Promptly and properly prepared clinical records are of utmost importance in the treatment and care of patients. Codification and filing of such records has its measure of importance under this Condition; however, no matter how well coded or how well indexed such records may be, they do not serve their intended purpose if they are lacking in the essential clinical information relating to the patient such as history, diagnosis, treatment, and prognosis. The same is equally true if there is inordinate delay in including such information in the record. Although the Administrator of the community hospital stated there had been recent improvements in the filing and disease codification of records, she did not specifically mention that there had been any change or improvement in the content of such records or that the records were being timely and properly completed and signed. Considering the relative importance of the various standards under this Condition, and while conceding that there has been improvement in some aspects, the record as constituted still fails to sustain a conclusion that the medical records of the applicant hospital are maintained in such a professional manner as to be in substantial compliance with this Condition.

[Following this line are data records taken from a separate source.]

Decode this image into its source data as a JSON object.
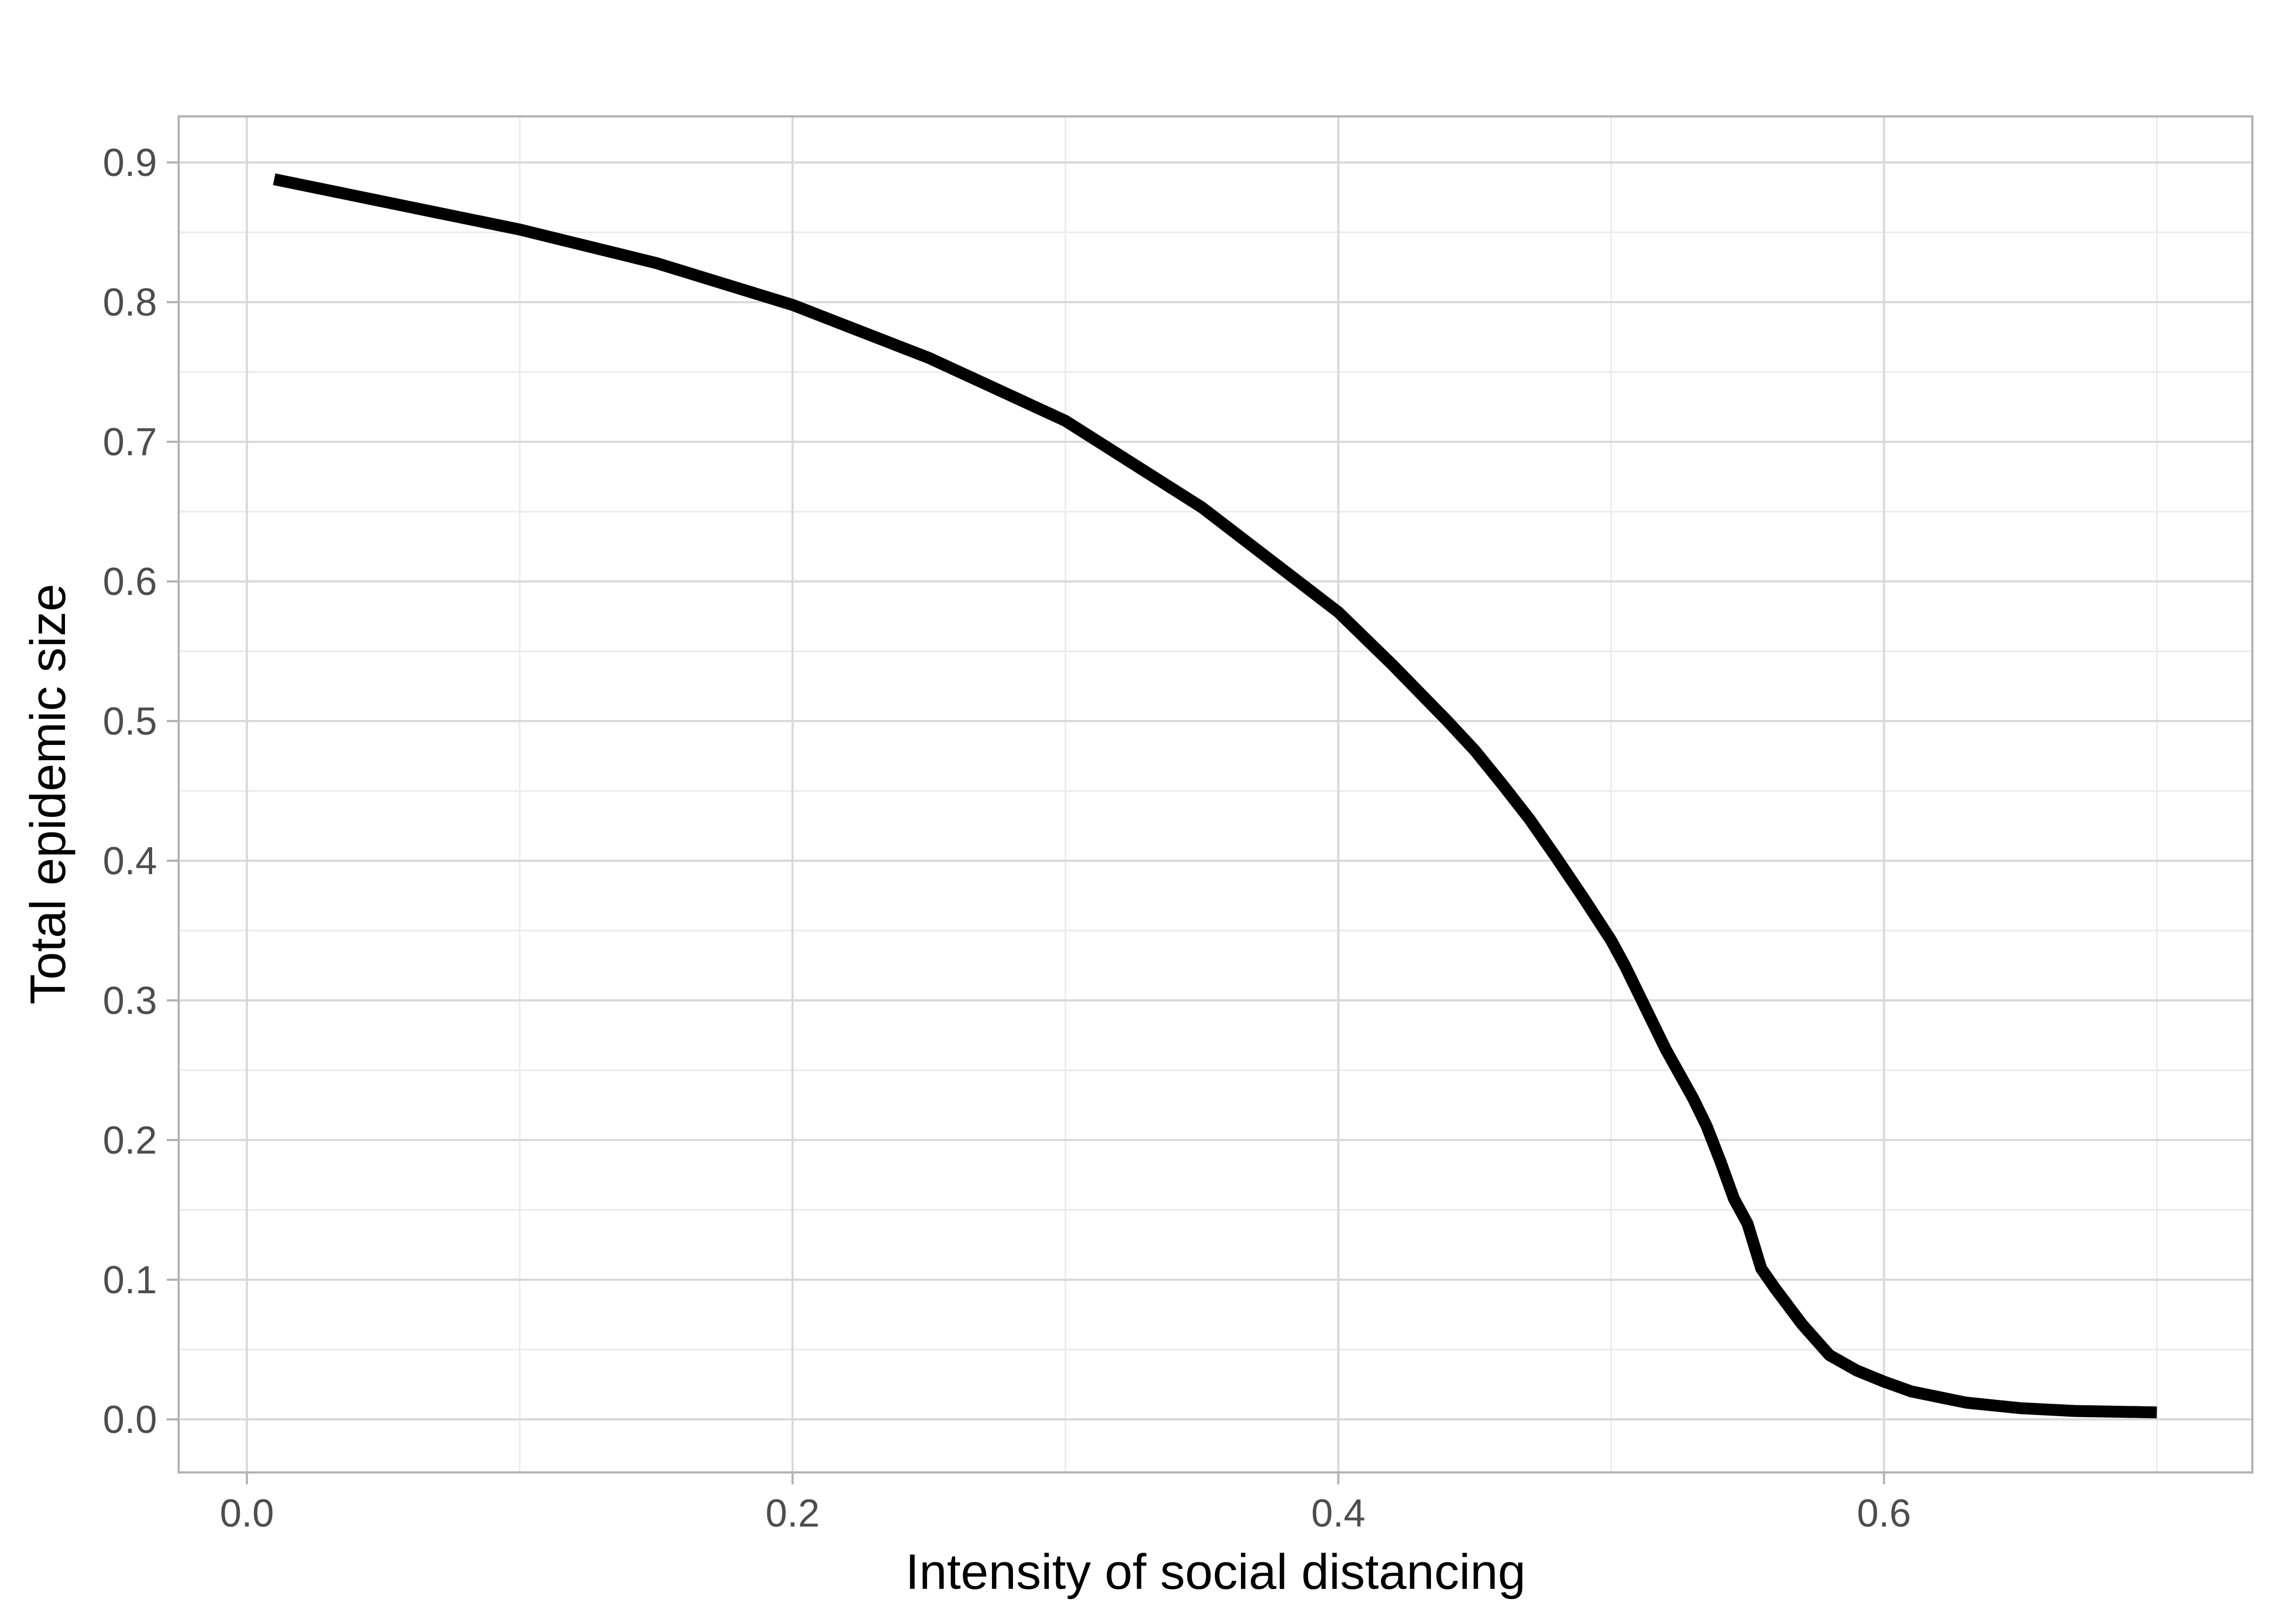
{
  "chart_data": {
    "type": "line",
    "title": "",
    "xlabel": "Intensity of social distancing",
    "ylabel": "Total epidemic size",
    "xlim": [
      -0.025,
      0.735
    ],
    "ylim": [
      -0.038,
      0.933
    ],
    "x_ticks": [
      0.0,
      0.2,
      0.4,
      0.6
    ],
    "x_tick_labels": [
      "0.0",
      "0.2",
      "0.4",
      "0.6"
    ],
    "y_ticks": [
      0.0,
      0.1,
      0.2,
      0.3,
      0.4,
      0.5,
      0.6,
      0.7,
      0.8,
      0.9
    ],
    "y_tick_labels": [
      "0.0",
      "0.1",
      "0.2",
      "0.3",
      "0.4",
      "0.5",
      "0.6",
      "0.7",
      "0.8",
      "0.9"
    ],
    "grid": true,
    "legend": "none",
    "colors": {
      "line": "#000000",
      "panel_border": "#b3b3b3",
      "grid_major": "#d9d9d9",
      "grid_minor": "#ebebeb",
      "tick_text": "#4d4d4d",
      "axis_title": "#000000"
    },
    "series": [
      {
        "x": [
          0.01,
          0.05,
          0.1,
          0.15,
          0.2,
          0.25,
          0.3,
          0.35,
          0.4,
          0.42,
          0.44,
          0.45,
          0.46,
          0.47,
          0.48,
          0.49,
          0.5,
          0.505,
          0.51,
          0.52,
          0.53,
          0.535,
          0.54,
          0.545,
          0.55,
          0.555,
          0.56,
          0.57,
          0.58,
          0.59,
          0.6,
          0.61,
          0.62,
          0.63,
          0.64,
          0.65,
          0.67,
          0.7
        ],
        "y": [
          0.888,
          0.872,
          0.852,
          0.828,
          0.798,
          0.76,
          0.715,
          0.653,
          0.578,
          0.54,
          0.5,
          0.479,
          0.455,
          0.43,
          0.402,
          0.373,
          0.343,
          0.325,
          0.305,
          0.265,
          0.23,
          0.21,
          0.185,
          0.158,
          0.14,
          0.108,
          0.094,
          0.068,
          0.046,
          0.035,
          0.027,
          0.02,
          0.016,
          0.012,
          0.01,
          0.008,
          0.006,
          0.005
        ]
      }
    ]
  }
}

(e) Section 405.1027, Regulations No. 5 (20 CFR 405.1027) requires that the applicant hospital have a pharmacy directed by a registered pharmacist or, in the alternative, a drug room under competent supervision, either of which is to be administered in accordance with accepted professional principles.
A small institution such as the applicant cannot afford and is not required to have a full-time pharmacist. There appears to be no reason why it could not afford the services of the local druggist as a consulting pharmacist for the purpose of drawing procedures, rules and regulations for the drug room. It is not enough merely to set aside space for a drug room and put a lock on the premises. Numerous factors are involved in the issue and use of drugs and such factors require professionally drawn and established procedures of such particularity that risks of misuse are reduced to the barest minimum.
From the evidence, it appears that the Administrator of the hospital is left to her own resources, without professional medical or pharmaceutical advice, to devise the procedures for control and use of drugs. The procedures governing operation of the drug room and the administration of drugs appear to lack the formality and preciseness necessary to ensure against hazards to the safety and health of the patients, as contemplated by the law and pertinent regulations.
Based on all the facts, the applicant institution does not meet the statutory definition of "hospital" in section 1861(e) of the Act, quoted above, nor is it in substantial compliance with all of the conditions of participation set out in Subpart J. Regulations No. 5 of the Social Security Administration. It is accordingly held, that the X Community Hospital is not now entitled to certification as a provider of hospital services under the provisions of title XVIII of the Act and Regulations No. 5 of the Social Security Administration.